De plus, la Turquie est dans une phase de croissance telle qu'elle ne subira pas les effets de la 'crise' comme les pays occidentaux....
jean pierre SIMON - (jean.p.simon[at]gmail.com)
08/01/2009
Lié à l'article «Le franc-parler de la Turquie»
Je vous conseille le tres bon livre d'emmanuel Todd
sur :
Le rendez-vous des civilisations
cossigné avec Youssef Courbage
Pourquoi ne pas relire egalement :
Après l'Empire : Essai sur la décomposition du système américain
qui commence a dater mais qui est tres actuel
et
Arabie Saoudite en question (l')
d'antoine Basbous
Et puisque que notre president en est a une relecture historique
fin de la pause dominicale : clovis
fin de la gendarmerie : francois 1er ???
fin du juge d'instruction : napoleon
??? alliance franco turque : francois 1er
luc masson - (luc_masson[at]hotmail.fr)
08/01/2009
Lié à l'article «Le franc-parler de la Turquie»
Bonjour,
Merci pour la retranscription de cet entretien fort instructif. Il semblerait que cette aventure Israélienne soit l'aventure de trop même si elle pourrait contraindre son fidèle allié outre atlantique de l'accompagner...
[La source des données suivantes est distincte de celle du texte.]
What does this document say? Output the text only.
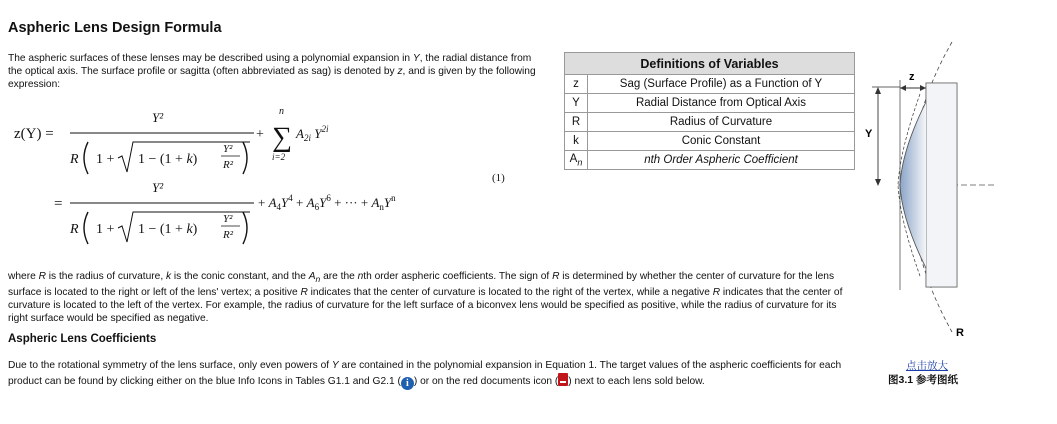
Aspheric Lens Design Formula
The aspheric surfaces of these lenses may be described using a polynomial expansion in Y, the radial distance from the optical axis. The surface profile or sagitta (often abbreviated as sag) is denoted by z, and is given by the following expression:
z(Y) =
Y²
R 1 + 1 − (1 + k)
Y²
R²
+ ∑
n
i=2
$A_{2i}$ $Y^{2i}$
=
Y²
R 1 + 1 − (1 + k)
Y²
R²
+ $A_4Y^4 + A_6Y^6$ + ··· + $A_nY^n$
(1)
Definitions of Variables	
z	Sag (Surface Profile) as a Function of Y
Y	Radial Distance from Optical Axis
R	Radius of Curvature
k	Conic Constant
$A_n$	nth Order Aspheric Coefficient
where R is the radius of curvature, k is the conic constant, and the $A_n$ are the nth order aspheric coefficients. The sign of R is determined by whether the center of curvature for the lens surface is located to the right or left of the lens' vertex; a positive R indicates that the center of curvature is located to the right of the vertex, while a negative R indicates that the center of curvature is located to the left of the vertex. For example, the radius of curvature for the left surface of a biconvex lens would be specified as positive, while the radius of curvature for its right surface would be specified as negative.
Aspheric Lens Coefficients
Due to the rotational symmetry of the lens surface, only even powers of Y are contained in the polynomial expansion in Equation 1. The target values of the aspheric coefficients for each product can be found by clicking either on the blue Info Icons in Tables G1.1 and G2.1 ( i ) or on the red documents icon ( ) next to each lens sold below.
z
Y
R
点击放大
图3.1 参考图纸
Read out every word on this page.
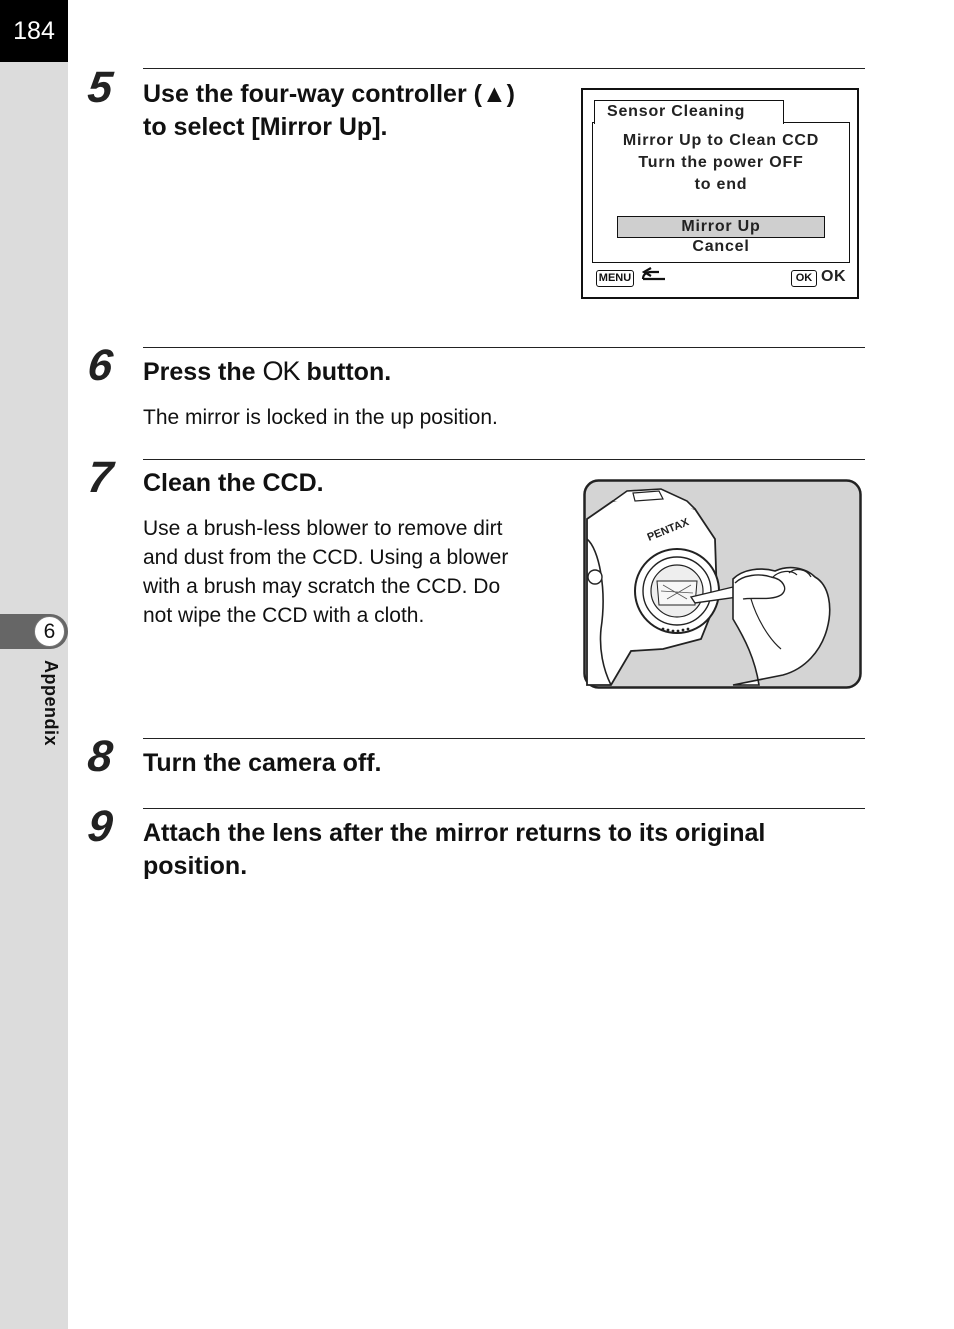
184
6
Appendix
5 Use the four-way controller (▲)
to select [Mirror Up].
Sensor Cleaning
Mirror Up to Clean CCD
Turn the power OFF
to end
Mirror Up
Cancel
MENU	OK OK
6 Press the OK button.
The mirror is locked in the up position.
7 Clean the CCD.
Use a brush-less blower to remove dirt
and dust from the CCD. Using a blower
with a brush may scratch the CCD. Do
not wipe the CCD with a cloth.
PENTAX
8 Turn the camera off.
9 Attach the lens after the mirror returns to its original
position.
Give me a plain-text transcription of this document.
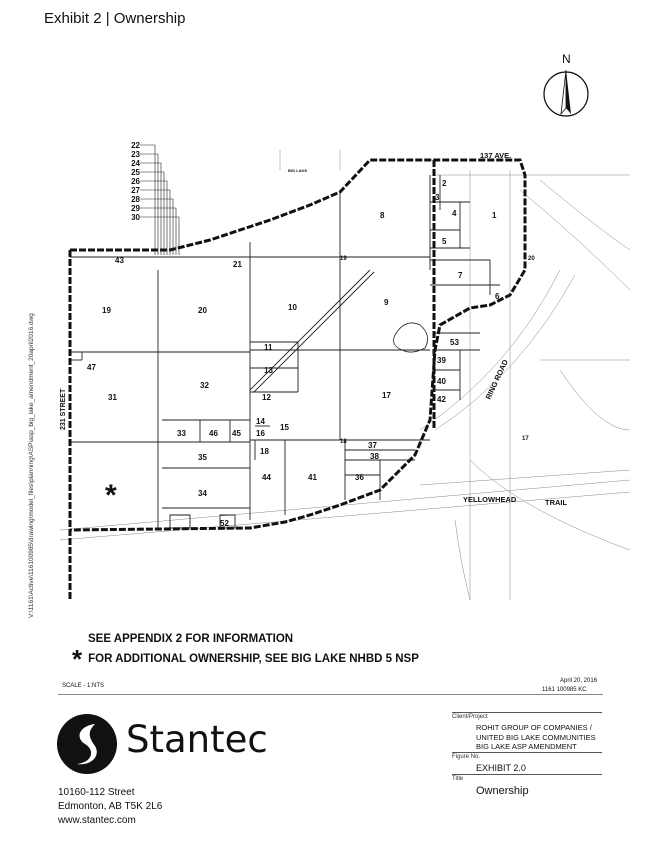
Exhibit 2 | Ownership
N
V:\1161\Active\116100985\drawing\model_files\planning\ASP\asp_big_lake_amendment_20april2016.dwg
22
23
24
25
26
27
28
29
30
137 AVE.
BIG LAKE
231 STREET
RING ROAD
YELLOWHEAD	TRAIL
19
18	17
20
1
2
3
4
5
6
7
8
9
10
11
12
13
14
15
16
17
18
19	20
21
31
32
33
34
35
36
37
38
39
40
41
42
43
44
45
46
47
52
53
*
SEE APPENDIX 2 FOR INFORMATION
* FOR ADDITIONAL OWNERSHIP, SEE BIG LAKE NHBD 5 NSP
SCALE - 1:NTS
April 20, 2016
1161 100985 KC
Stantec
10160-112 Street
Edmonton, AB T5K 2L6
www.stantec.com
Client/Project
ROHIT GROUP OF COMPANIES /
UNITED BIG LAKE COMMUNITIES
BIG LAKE ASP AMENDMENT
Figure No.
EXHIBIT 2.0
Title
Ownership
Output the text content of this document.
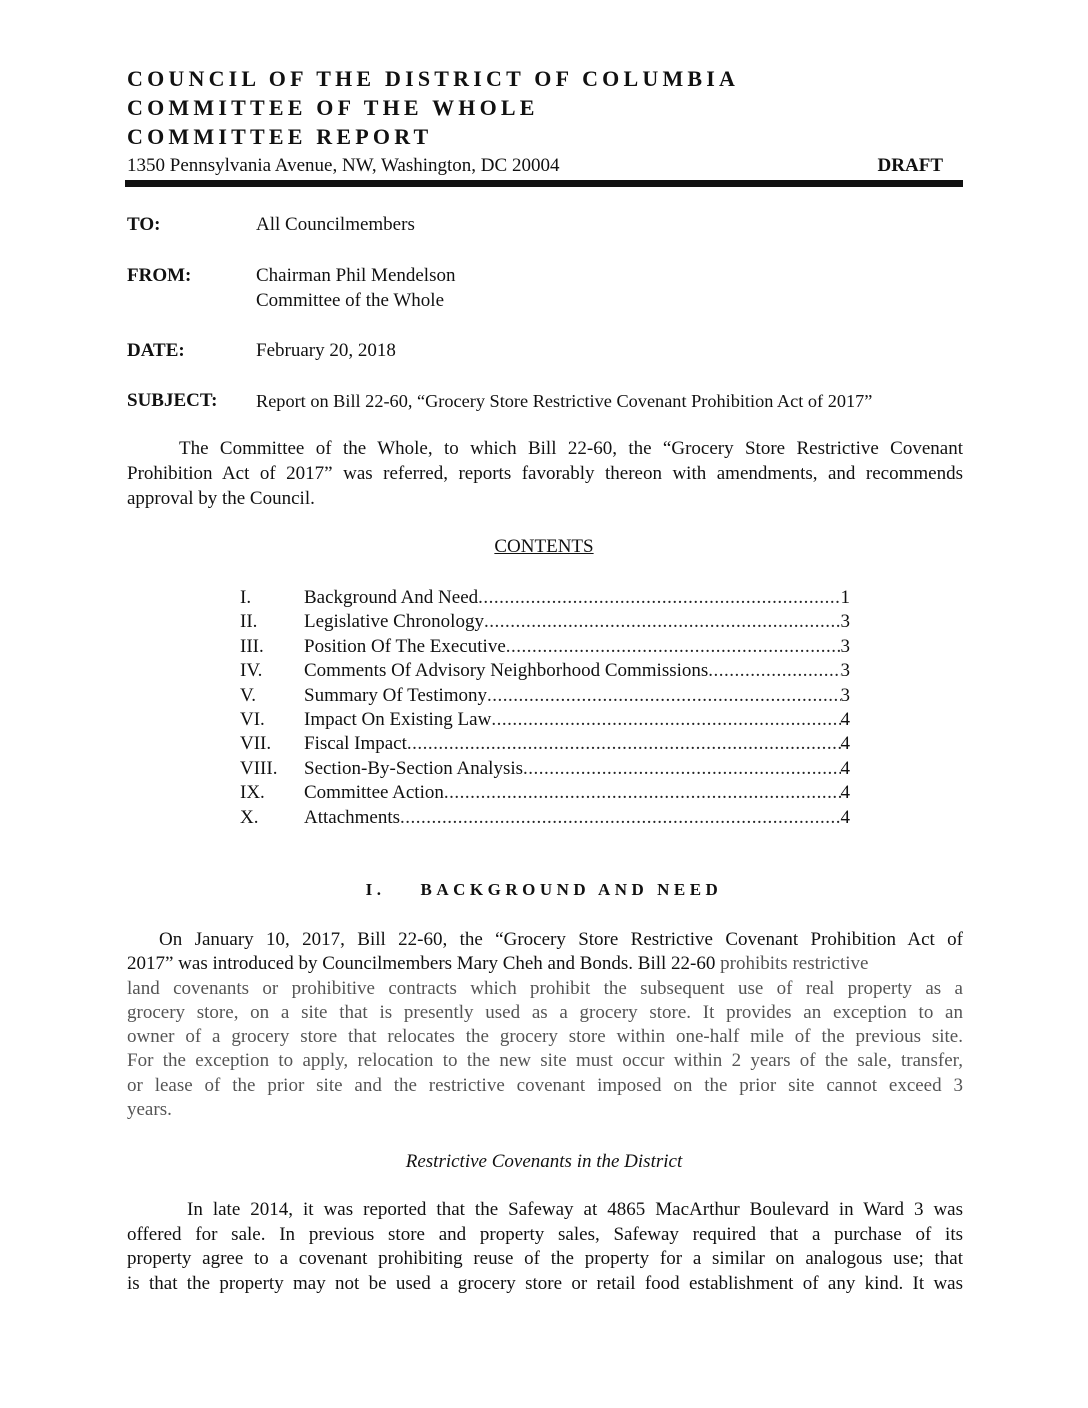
COUNCIL OF THE DISTRICT OF COLUMBIA
COMMITTEE OF THE WHOLE
COMMITTEE REPORT
1350 Pennsylvania Avenue, NW, Washington, DC 20004	DRAFT
TO:	All Councilmembers
FROM:	Chairman Phil Mendelson
Committee of the Whole
DATE:	February 20, 2018
SUBJECT: Report on Bill 22-60, “Grocery Store Restrictive Covenant Prohibition Act of 2017”
The Committee of the Whole, to which Bill 22-60, the “Grocery Store Restrictive Covenant
Prohibition Act of 2017” was referred, reports favorably thereon with amendments, and recommends
approval by the Council.
CONTENTS
I.	Background And Need .....	1
II. Legislative Chronology .....	3
III. Position Of The Executive .....	3
IV. Comments Of Advisory Neighborhood Commissions .....	3
V.	Summary Of Testimony .....	3
VI. Impact On Existing Law .....	4
VII. Fiscal Impact .....	4
VIII. Section-By-Section Analysis .....	4
IX. Committee Action .....	4
X. Attachments .....	4
I.    BACKGROUND AND NEED
On January 10, 2017, Bill 22-60, the “Grocery Store Restrictive Covenant Prohibition Act of
2017” was introduced by Councilmembers Mary Cheh and Bonds. Bill 22-60 prohibits restrictive
land covenants or prohibitive contracts which prohibit the subsequent use of real property as a
grocery store, on a site that is presently used as a grocery store. It provides an exception to an
owner of a grocery store that relocates the grocery store within one-half mile of the previous site.
For the exception to apply, relocation to the new site must occur within 2 years of the sale, transfer,
or lease of the prior site and the restrictive covenant imposed on the prior site cannot exceed 3
years.
Restrictive Covenants in the District
In late 2014, it was reported that the Safeway at 4865 MacArthur Boulevard in Ward 3 was
offered for sale. In previous store and property sales, Safeway required that a purchase of its
property agree to a covenant prohibiting reuse of the property for a similar on analogous use; that
is that the property may not be used a grocery store or retail food establishment of any kind. It was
Qu'en est-il de l'Arabie Saoudite ? Si ce régime corrompu fût l'un des piliers de l'axe "arabo-sioniste", il semblerait qu'ils aient complètement changé leur fusil d'épaule, effondrement des US oblige... En témoigne, leur engagement pour la création d'une monnaie unique au Moyen-Orient, leur rapprochement avec l'Iran et donc la Russie, la Chine,..., la diversification de leur panier de devise ou encore leur condamnation sévère des agissements d'Israël (barbarie, crimes de guerre...).
Pourtant Thierry Messan affirme que l'Arabie saoudite aurait participé au financement de la guerre d'Israël.
http://www.voltairenet.org/article158933.html
Je ne prends pas les paroles de Meyssan pour des vérités mais il a quand même montré d'indéniables qualités dans le journalisme d'investigation.
Voici donc mes questions : ces allégations sont-elles probables ? Sont-elles contradictoires avec les récentes actions géopolitiques de l'Arabie Saoudite ?
Je me suis fait ma petite idée mais j'aimerai beaucoup avoir la votre !
Ps : Ceci étant mon premier message, je tenais à vous remercier pour l'ensemble de vos contributions et vous féliciter pour leurs qualités.